5 5. Concluding Remarks

Large-scale educational assessments, like any psychometric measurement, will always be surrounded by uncertainty and practical constraints. As a consequence, assessments should be designed and carried out very carefully, and choices and decisions that were made and how these may affect the validity, reliability, or generalizability of the results should be discussed explicitly. In our view, the national assessments of primary education in the Netherlands as carried out by CITO are unique in their kind: there are few other countries that have such a broad, long-term, large-scale assessment enterprise, trying to keep as many confounding variables under control given practical considerations. Of course, we do not mean to imply that there are no limitations. For one, as in all assessments, the results are necessarily restricted to what was measured and how it was measured. Therefore, it is good practice that reports are very clear on what was exactly done and why, so that everyone can evaluate the findings and its implications for him or herself. Another limitation is that assessments are surveys and therefore descriptive by nature. As a result, only correlational associations of explanatory variables with student learning outcomes can be established. Such relations may provide starting points for further experimental studies, in which hypotheses can be tested explicitly. Among other things, we suggest performing studies into effects of item format, item characteristics, and test instruction, preferably in an international comparative setting. Furthermore, it would be very important to try studying the entire chain of curricular materials, teacher interpretation, curricular enactment, and student learning (Stein et al., 2007).

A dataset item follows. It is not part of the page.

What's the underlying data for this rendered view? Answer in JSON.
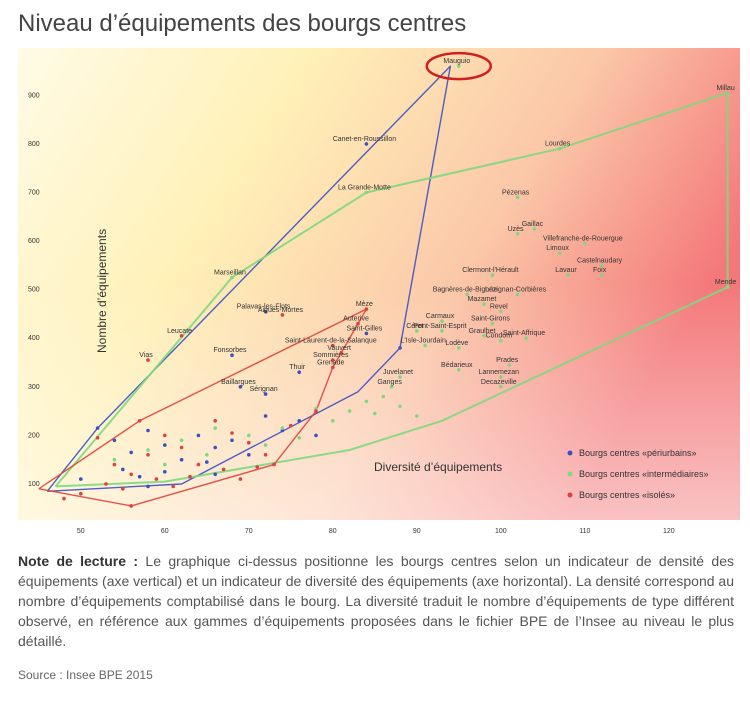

However, even given their limitations, these national assessment results are valuable and should be taken seriously by teachers and teacher’s educators, by the government, and by mathematics educators and researchers. We argue that Van den Heuvel-Panhuizen et al. (2009) have been very keen in listing all sorts of potential threats to the validity of the findings. However, we showed that the concerns raised on the construct validity are based on an incorrect restriction of the definition of the topic at stake, while the concerns about assessment factors were mostly based on unsuitable comparisons and, therefore, unlikely to have affected trend results. Moreover, we think that such an open-minded and observant point of view is lacking in their reception of the outcomes of the assessments as well as in their discussion of the implications for mathematics education.

We cannot escape the conclusion that something is going on in Dutch mathematics achievement. Many things go well: national results of PPON showed improvements on some aspects of mathematics, and the international comparative studies TIMMS (Meelissen & Drent, 2008; Mullis et al., 2008) and PISA (De Knecht-Van Eekelen, Gille, & Van Rijn, 2007) consistently showed that Dutch students perform at the top level internationally. On the downside, however, TIMMS 2007 and PISA 2006 each reported a significant negative trend over time for Dutch mathematics performance. In addition, national assessments consistently reported that on many aspects of mathematics the educational standards were not reached, and also that on some aspects performance decreased considerably. Our study gives some important insights into one aspect that is not going well: solving complex division problems for which the use of scrap paper is allowed. It showed that the decline in achievement is related to a shift in strategy use as well as to an autonomous performance decline within each strategy. Although these findings can only be the starting point of a comprehensive evaluation of assessment results, they are important for those involved in mathematics education. Further research into what caused this and other negative trends is crucial for improving mathematics education.